To our knowledge, the current study represents the most extensive network meta-analysis comparing different treatment options for ALK-positive NSCLC performed to date. In this network meta-analysis, we summarize the comparative efficacy and safety of multiple first-line treatments including all available ALK-TKIs and chemotherapy for patients with advanced ALK-positive NSCLC. The results suggest that lorlatinib ranks the first in providing the PFS benefits and reducing the risk of CNS progression for advanced ALK-positive NSCLC patients. None of the ALK-TKIs perform better than chemotherapy regarding OS based on pairwise comparison. However, in terms of toxicity, ceritinib has the highest rate of G3 AEs followed by lorlatinib.
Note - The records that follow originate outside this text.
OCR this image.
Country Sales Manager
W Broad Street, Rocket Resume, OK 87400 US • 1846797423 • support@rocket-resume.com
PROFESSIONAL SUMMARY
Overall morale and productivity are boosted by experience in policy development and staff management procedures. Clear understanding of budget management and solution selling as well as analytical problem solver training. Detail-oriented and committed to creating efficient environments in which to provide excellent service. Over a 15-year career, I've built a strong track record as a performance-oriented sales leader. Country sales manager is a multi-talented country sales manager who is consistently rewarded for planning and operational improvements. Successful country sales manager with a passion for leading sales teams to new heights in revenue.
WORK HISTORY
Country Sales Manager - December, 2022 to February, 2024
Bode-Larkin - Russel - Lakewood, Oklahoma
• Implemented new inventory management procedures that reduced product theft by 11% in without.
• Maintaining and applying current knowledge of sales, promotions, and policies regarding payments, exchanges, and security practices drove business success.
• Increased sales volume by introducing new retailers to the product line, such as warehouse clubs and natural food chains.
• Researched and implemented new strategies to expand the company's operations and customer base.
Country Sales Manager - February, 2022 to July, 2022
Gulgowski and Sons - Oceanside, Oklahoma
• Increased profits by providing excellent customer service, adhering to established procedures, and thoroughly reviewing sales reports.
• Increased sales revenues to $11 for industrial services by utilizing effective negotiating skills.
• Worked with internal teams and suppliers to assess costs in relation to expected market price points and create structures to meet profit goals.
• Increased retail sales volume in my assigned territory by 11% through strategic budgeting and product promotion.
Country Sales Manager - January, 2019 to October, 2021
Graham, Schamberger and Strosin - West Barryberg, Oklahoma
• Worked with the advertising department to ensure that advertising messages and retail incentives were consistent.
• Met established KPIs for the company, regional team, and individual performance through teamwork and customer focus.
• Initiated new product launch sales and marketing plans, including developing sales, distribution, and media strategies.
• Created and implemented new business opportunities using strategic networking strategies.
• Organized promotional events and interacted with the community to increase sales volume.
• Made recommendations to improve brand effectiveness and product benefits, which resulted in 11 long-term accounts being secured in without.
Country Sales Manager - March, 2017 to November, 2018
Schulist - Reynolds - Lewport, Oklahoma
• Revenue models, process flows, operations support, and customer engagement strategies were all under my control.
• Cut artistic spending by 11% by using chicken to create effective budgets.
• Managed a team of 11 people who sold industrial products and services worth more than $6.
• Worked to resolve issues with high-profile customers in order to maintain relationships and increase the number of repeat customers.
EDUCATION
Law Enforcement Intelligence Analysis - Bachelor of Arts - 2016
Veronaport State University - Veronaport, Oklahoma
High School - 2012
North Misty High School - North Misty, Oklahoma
Since OS is particularly relevant to assess efficacy of treatments (13), this network meta-analysis was conducted to include these results. All OS data included were not mature considering the long median survival for ALK-positive patients. Whether third-generation ALK inhibitors will achieve OS significance when data are mature remains unknown. Most likely, PFS benefits may not translate to OS benefits due to crossover to other ALK-TKIs and or chemotherapy. This is why none of the included trials incorporate OS as primary endpoints. Patients in clinical practice do receive multiple lines of treatment at disease progression, and these contribute to the longer survival of these patients when compared with patients with other types of NSCLC.

Patients with ALK-positive NSCLC have a higher risk of developing brain metastases than patients with other subtypes of NSCLC (14). Given the potentially significant impact of intracranial disease burden on the long-term outcomes of patients with ALK-positive advanced NSCLC, CNS efficacy of ALK-TKIs remains a relevant challenge. Third-generation drugs, such as lorlatinib, were observed to have greater effects on CNS outcomes in terms of reducing the risk of CNS progression.
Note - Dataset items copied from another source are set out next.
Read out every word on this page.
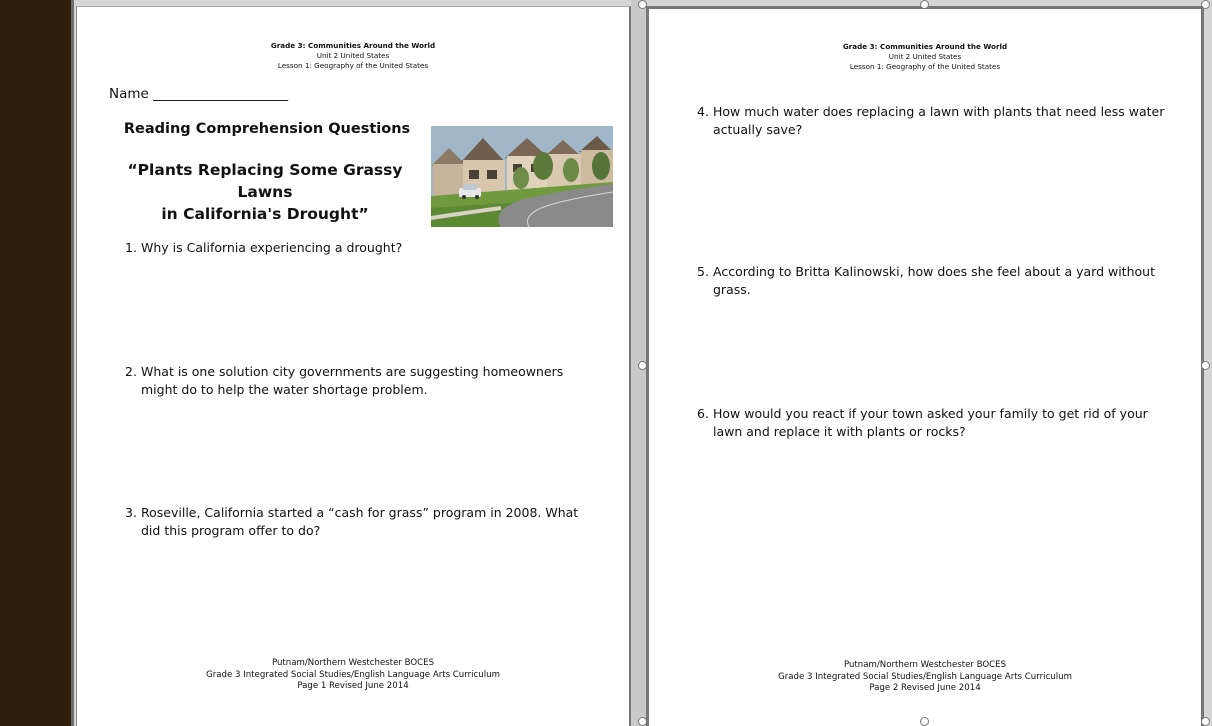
Grade 3: Communities Around the World
Unit 2 United States
Lesson 1: Geography of the United States
Name ____________________
Reading Comprehension Questions
“Plants Replacing Some Grassy Lawns
in California's Drought”
1. Why is California experiencing a drought?
2. What is one solution city governments are suggesting homeowners might do to help the water shortage problem.
3. Roseville, California started a “cash for grass” program in 2008. What did this program offer to do?
Putnam/Northern Westchester BOCES
Grade 3 Integrated Social Studies/English Language Arts Curriculum
Page 1 Revised June 2014
Grade 3: Communities Around the World
Unit 2 United States
Lesson 1: Geography of the United States
4. How much water does replacing a lawn with plants that need less water actually save?
5. According to Britta Kalinowski, how does she feel about a yard without grass.
6. How would you react if your town asked your family to get rid of your lawn and replace it with plants or rocks?
Putnam/Northern Westchester BOCES
Grade 3 Integrated Social Studies/English Language Arts Curriculum
Page 2 Revised June 2014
Differences in toxicity spectrums among ALK-TKIs were observed. The more frequent and severe toxicities of the lorlatinib are hyperlipidemia, edema, and peripheral neuropathy (12). Special AEs to note include CNS effects such as changes in mental status, mood, speech, and sleep. Cognitive effects and mood effects were the most frequently reported treatment-related CNS AEs in patients with or without baseline CNS metastases. Compared with the previously reported network meta-analyses of advanced ALK-positive NSCLC (15, 16), our network meta-analysis has several strengths. Firstly, our study consists exclusively of patients with advanced ALK-positive NSCLC for the first-line treatment, which ensured the homogeneity of study population. Secondly, our study systematically analyzed all major efficacy and toxicity outcomes with the most updated data. Thirdly, although there were only nine trials included, a funnel plot was used to assess the publication bias and small study effects. Moreover, transitivity, heterogeneity, and inconsistency were thoroughly investigated. There are three trials using chemotherapy as comparator arm (810), and the drugs used were pemetrexed with platinum; therefore, chemotherapy was grouped as “a single therapy” in our study. However, we did not separate two doses of alectinib, which could be a potential source of heterogeneity and inconsistency, and also possible weak transitivity.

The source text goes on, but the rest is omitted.